Setelah mendengar pemaparan oleh Tim Kajian MWA UM UGM, Rendy Manggala Putra selaku perwakilan BEM KM UGM menyatakan setuju atas mekanisme pemilihan rektor dengan sistem electoral college. Sebab, menurutnya ini merupakan mekanisme yang paling mungkin dilakukan saat ini. “Hal ini berkaitan dengan perjalanan lima tahun ke depan. Oleh karena itu, sistem pemilihan ini penting untuk diadopsi,” ungkapnya. Lebih lanjut, Rendy berpendapat bahwa sistem electoral college memiliki kemudahan birokrasi, alur, dan transparansi.
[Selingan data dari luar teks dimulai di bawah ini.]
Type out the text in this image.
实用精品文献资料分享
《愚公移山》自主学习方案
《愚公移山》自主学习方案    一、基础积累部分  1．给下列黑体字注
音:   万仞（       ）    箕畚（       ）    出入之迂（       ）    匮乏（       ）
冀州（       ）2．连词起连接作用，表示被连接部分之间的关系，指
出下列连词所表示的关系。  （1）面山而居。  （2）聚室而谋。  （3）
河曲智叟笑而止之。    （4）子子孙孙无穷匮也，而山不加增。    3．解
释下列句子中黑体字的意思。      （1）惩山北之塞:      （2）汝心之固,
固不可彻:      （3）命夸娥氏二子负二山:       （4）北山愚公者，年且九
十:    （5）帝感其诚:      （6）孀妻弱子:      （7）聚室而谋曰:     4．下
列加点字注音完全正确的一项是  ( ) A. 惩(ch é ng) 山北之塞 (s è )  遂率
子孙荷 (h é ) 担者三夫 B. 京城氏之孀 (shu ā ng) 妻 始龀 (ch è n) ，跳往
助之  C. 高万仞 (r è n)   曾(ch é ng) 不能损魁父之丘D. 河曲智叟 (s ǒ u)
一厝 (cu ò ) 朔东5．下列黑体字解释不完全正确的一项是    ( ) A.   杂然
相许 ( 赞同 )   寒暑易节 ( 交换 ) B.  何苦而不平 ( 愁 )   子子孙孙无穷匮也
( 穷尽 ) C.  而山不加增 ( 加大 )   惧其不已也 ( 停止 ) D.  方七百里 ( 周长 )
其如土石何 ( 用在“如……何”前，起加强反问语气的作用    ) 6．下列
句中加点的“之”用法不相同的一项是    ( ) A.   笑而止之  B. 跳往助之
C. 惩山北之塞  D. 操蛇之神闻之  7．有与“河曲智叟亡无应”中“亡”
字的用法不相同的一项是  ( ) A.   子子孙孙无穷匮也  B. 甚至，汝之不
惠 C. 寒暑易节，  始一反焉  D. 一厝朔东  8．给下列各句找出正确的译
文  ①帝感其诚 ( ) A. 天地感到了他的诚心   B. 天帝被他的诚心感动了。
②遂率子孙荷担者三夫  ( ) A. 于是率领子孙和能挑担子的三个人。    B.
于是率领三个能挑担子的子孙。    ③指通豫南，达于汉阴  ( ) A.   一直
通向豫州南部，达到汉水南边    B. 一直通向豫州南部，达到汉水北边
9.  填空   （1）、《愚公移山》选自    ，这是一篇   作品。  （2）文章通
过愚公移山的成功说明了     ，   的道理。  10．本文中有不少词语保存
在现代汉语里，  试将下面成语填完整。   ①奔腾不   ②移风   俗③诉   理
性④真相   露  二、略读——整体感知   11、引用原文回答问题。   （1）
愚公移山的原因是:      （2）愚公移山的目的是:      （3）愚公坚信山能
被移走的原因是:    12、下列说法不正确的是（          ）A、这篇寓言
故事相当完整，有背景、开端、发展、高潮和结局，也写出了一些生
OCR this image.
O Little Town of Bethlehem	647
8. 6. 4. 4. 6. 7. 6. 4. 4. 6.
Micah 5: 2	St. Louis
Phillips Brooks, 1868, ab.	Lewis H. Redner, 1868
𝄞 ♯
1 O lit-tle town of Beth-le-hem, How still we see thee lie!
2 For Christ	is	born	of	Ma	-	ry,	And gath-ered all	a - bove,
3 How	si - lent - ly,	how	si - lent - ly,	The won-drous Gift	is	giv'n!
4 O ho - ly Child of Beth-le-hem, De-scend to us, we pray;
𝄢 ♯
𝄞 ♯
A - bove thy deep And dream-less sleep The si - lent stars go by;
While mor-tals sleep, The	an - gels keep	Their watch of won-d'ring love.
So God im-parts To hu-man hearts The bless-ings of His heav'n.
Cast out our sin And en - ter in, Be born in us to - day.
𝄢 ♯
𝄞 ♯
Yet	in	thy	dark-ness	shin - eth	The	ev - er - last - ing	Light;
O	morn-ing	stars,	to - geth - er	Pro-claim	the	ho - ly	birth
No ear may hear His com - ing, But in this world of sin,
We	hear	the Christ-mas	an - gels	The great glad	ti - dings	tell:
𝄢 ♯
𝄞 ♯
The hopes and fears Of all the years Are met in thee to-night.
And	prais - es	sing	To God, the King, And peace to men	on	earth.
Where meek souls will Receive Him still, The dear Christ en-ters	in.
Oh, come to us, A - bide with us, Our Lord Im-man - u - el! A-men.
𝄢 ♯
Sementara itu, Renova Zidane selaku Pimpinan Dema Fisipol berpendapat bahwa sistem electoral college ini dapat menimbulkan ketimpangan antar-setiap fakultas dan sekolah karena tidak adanya parameter pada proses pemilihan, mekanisme, dan substansi lainnya. “Misal, di Fisipol musyawarah dilakukan dengan melibatkan mahasiswa, belum tentu fakultas lain juga demikian,” ujarnya. Menurut Reno, ketimpangan itu menyebabkan kualitas luaran yang didapat dari tiap fakultas dan sekolah menjadi berbeda.